Le blocage n'était pas dû à des problèmes avec la compagnie aérienne, mais plutôt à l'encombrement des guichets de la police nationale, qui n'ont pas pu faire face au volume de voyageurs extracommunautaires.
Cette situation affecte particulièrement les touristes britanniques qui, après le Brexit, sont désormais considérés comme des citoyens de pays tiers. Contrairement aux citoyens de l'Union européenne, qui utilisent rapidement les eGates, les détenteurs de passeports britanniques doivent faire face à des contrôles manuels et à l'apposition de tampons sur leur passeport.
Dans des aéroports comme Lanzarote, où le volume de vols en provenance du Royaume-Uni est très élevé et où l'infrastructure a été conçue pour la libre circulation européenne, tout manque de personnel policier se traduit immédiatement par des goulots d'étranglement aux arrivées.

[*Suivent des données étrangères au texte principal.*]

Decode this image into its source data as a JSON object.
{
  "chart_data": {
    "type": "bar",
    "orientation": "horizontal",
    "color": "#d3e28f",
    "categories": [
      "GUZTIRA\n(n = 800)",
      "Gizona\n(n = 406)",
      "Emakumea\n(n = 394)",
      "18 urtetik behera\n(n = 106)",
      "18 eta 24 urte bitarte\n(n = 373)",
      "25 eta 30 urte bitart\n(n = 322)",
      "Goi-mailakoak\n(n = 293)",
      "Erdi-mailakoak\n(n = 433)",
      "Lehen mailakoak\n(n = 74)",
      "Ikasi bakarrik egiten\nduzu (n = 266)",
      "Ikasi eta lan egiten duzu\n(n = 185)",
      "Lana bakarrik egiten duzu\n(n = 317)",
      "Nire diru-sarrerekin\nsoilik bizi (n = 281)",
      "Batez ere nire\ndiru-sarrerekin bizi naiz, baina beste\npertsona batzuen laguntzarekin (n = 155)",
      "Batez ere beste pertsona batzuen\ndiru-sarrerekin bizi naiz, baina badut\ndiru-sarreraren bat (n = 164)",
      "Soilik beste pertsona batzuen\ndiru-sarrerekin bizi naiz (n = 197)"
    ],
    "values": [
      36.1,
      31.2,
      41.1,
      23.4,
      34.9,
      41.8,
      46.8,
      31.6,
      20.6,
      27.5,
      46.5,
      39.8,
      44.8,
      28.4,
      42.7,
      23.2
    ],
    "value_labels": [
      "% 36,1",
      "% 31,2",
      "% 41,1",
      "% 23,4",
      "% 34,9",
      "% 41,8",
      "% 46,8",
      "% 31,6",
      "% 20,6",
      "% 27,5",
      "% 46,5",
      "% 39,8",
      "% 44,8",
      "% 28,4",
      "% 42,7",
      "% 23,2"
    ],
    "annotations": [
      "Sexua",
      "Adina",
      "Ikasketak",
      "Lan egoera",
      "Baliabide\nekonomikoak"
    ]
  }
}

La situation à Lanzarote n'est pas un cas isolé, des plaintes similaires étant régulièrement déposées dans des centres touristiques tels qu'Alicante, Palma de Majorque et Tenerife. La société espagnole de gestion des aéroports (Aena) a reconnu que le flux de passagers dépendait fortement des niveaux de déploiement de la police nationale, qui varient en fonction de la planification des ressources du gouvernement central.
Alors que de nouveaux changements se profilent aux frontières de l'espace Schengen, tels que le futur système biométrique d'entrée et de sortie (EES), cet incident soulève des questions quant à la capacité des petits aéroports à faire face à des couches supplémentaires de bureaucratie numérique sans un renforcement efficace du personnel.